Media Law: Gov't considers impeachment of judges
A Kirchnerite senator warned today that judges who upheld an injunction request made by the media group Clarín on Thursday could be impeached.
One day after “7D,” the Kirchnerite Senator Marcelo Fuentes (Victory Front-Neuquén) warned civil appeals court judges Francisco de las Carreras and María Susana Najurieta, that they could face impeachment “not for having extended (the injunction requested by Clarín), but because the rules of the due legal process have been violated.”Fuentes, who heads the Upper House’s Institutional Affairs Committee, said that the national government has filed “criminal charges against the whole (civil) appeals court due to the irregular weekly rotation system of judges, something that leads to a lack of impartiality.

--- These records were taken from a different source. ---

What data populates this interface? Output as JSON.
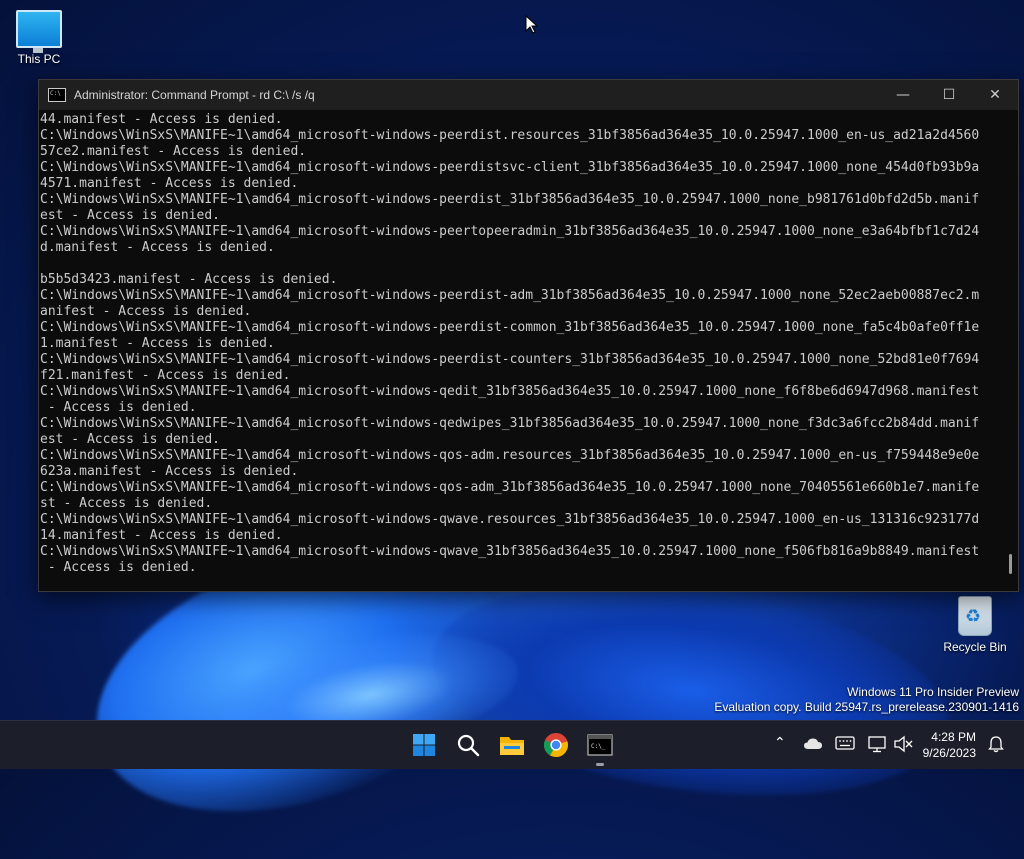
{
  "desktop": {
    "this_pc_label": "This PC",
    "recycle_bin_label": "Recycle Bin"
  },
  "window": {
    "title": "Administrator: Command Prompt - rd  C:\\ /s /q",
    "controls": {
      "minimize": "—",
      "maximize": "☐",
      "close": "✕"
    }
  },
  "console_lines": [
    "44.manifest - Access is denied.",
    "C:\\Windows\\WinSxS\\MANIFE~1\\amd64_microsoft-windows-peerdist.resources_31bf3856ad364e35_10.0.25947.1000_en-us_ad21a2d4560",
    "57ce2.manifest - Access is denied.",
    "C:\\Windows\\WinSxS\\MANIFE~1\\amd64_microsoft-windows-peerdistsvc-client_31bf3856ad364e35_10.0.25947.1000_none_454d0fb93b9a",
    "4571.manifest - Access is denied.",
    "C:\\Windows\\WinSxS\\MANIFE~1\\amd64_microsoft-windows-peerdist_31bf3856ad364e35_10.0.25947.1000_none_b981761d0bfd2d5b.manif",
    "est - Access is denied.",
    "C:\\Windows\\WinSxS\\MANIFE~1\\amd64_microsoft-windows-peertopeeradmin_31bf3856ad364e35_10.0.25947.1000_none_e3a64bfbf1c7d24",
    "d.manifest - Access is denied.",
    "",
    "b5b5d3423.manifest - Access is denied.",
    "C:\\Windows\\WinSxS\\MANIFE~1\\amd64_microsoft-windows-peerdist-adm_31bf3856ad364e35_10.0.25947.1000_none_52ec2aeb00887ec2.m",
    "anifest - Access is denied.",
    "C:\\Windows\\WinSxS\\MANIFE~1\\amd64_microsoft-windows-peerdist-common_31bf3856ad364e35_10.0.25947.1000_none_fa5c4b0afe0ff1e",
    "1.manifest - Access is denied.",
    "C:\\Windows\\WinSxS\\MANIFE~1\\amd64_microsoft-windows-peerdist-counters_31bf3856ad364e35_10.0.25947.1000_none_52bd81e0f7694",
    "f21.manifest - Access is denied.",
    "C:\\Windows\\WinSxS\\MANIFE~1\\amd64_microsoft-windows-qedit_31bf3856ad364e35_10.0.25947.1000_none_f6f8be6d6947d968.manifest",
    " - Access is denied.",
    "C:\\Windows\\WinSxS\\MANIFE~1\\amd64_microsoft-windows-qedwipes_31bf3856ad364e35_10.0.25947.1000_none_f3dc3a6fcc2b84dd.manif",
    "est - Access is denied.",
    "C:\\Windows\\WinSxS\\MANIFE~1\\amd64_microsoft-windows-qos-adm.resources_31bf3856ad364e35_10.0.25947.1000_en-us_f759448e9e0e",
    "623a.manifest - Access is denied.",
    "C:\\Windows\\WinSxS\\MANIFE~1\\amd64_microsoft-windows-qos-adm_31bf3856ad364e35_10.0.25947.1000_none_70405561e660b1e7.manife",
    "st - Access is denied.",
    "C:\\Windows\\WinSxS\\MANIFE~1\\amd64_microsoft-windows-qwave.resources_31bf3856ad364e35_10.0.25947.1000_en-us_131316c923177d",
    "14.manifest - Access is denied.",
    "C:\\Windows\\WinSxS\\MANIFE~1\\amd64_microsoft-windows-qwave_31bf3856ad364e35_10.0.25947.1000_none_f506fb816a9b8849.manifest",
    " - Access is denied."
  ],
  "watermark": {
    "line1": "Windows 11 Pro Insider Preview",
    "line2": "Evaluation copy. Build 25947.rs_prerelease.230901-1416"
  },
  "taskbar": {
    "icons": [
      "windows-start-icon",
      "search-icon",
      "file-explorer-icon",
      "chrome-icon",
      "command-prompt-icon"
    ],
    "tray_icons": [
      "chevron-up-icon",
      "onedrive-icon",
      "keyboard-icon",
      "network-icon",
      "volume-muted-icon",
      "notification-bell-icon"
    ],
    "clock_time": "4:28 PM",
    "clock_date": "9/26/2023"
  },
  "colors": {
    "console_bg": "#0c0c0c",
    "console_text": "#cccccc",
    "titlebar_bg": "#1f1f1f",
    "taskbar_bg": "#1c1f2a"
  }
}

“If the judges want to govern or legislate though their rulings, that sparks a conflict of powers that is solved by the National Congress via an impeachment,” Fuentes said in remarks to El Mundo radio.
To promote an impeachment the government needs two thirds of the votes of the 13 members of the Council of Magistrates. Some government attempts in previous cases have failed to gather the necessary votes in the judiciary watchdog.
The government had set Friday, “7D,” as the deadline for Clarín group to divest its “monopoly” after a recent Supreme Court ruling said the injunction expired on that date. National government officials called the civil court ruling “an uprising” against democracy.
On Friday, the national government filed an appeal before the Supreme Court under the recently passed per saltum proceeding. Per saltum allows the top Court to by-pass a series of lower court instances.
The Court is expected to consider this week whether it decides to accept the case according to per saltum proceedings. Clarín on Friday formally asked the Court to throw out the national government’s per saltum request. The Court rejected Clarín’s request saying it was “inadmissible.”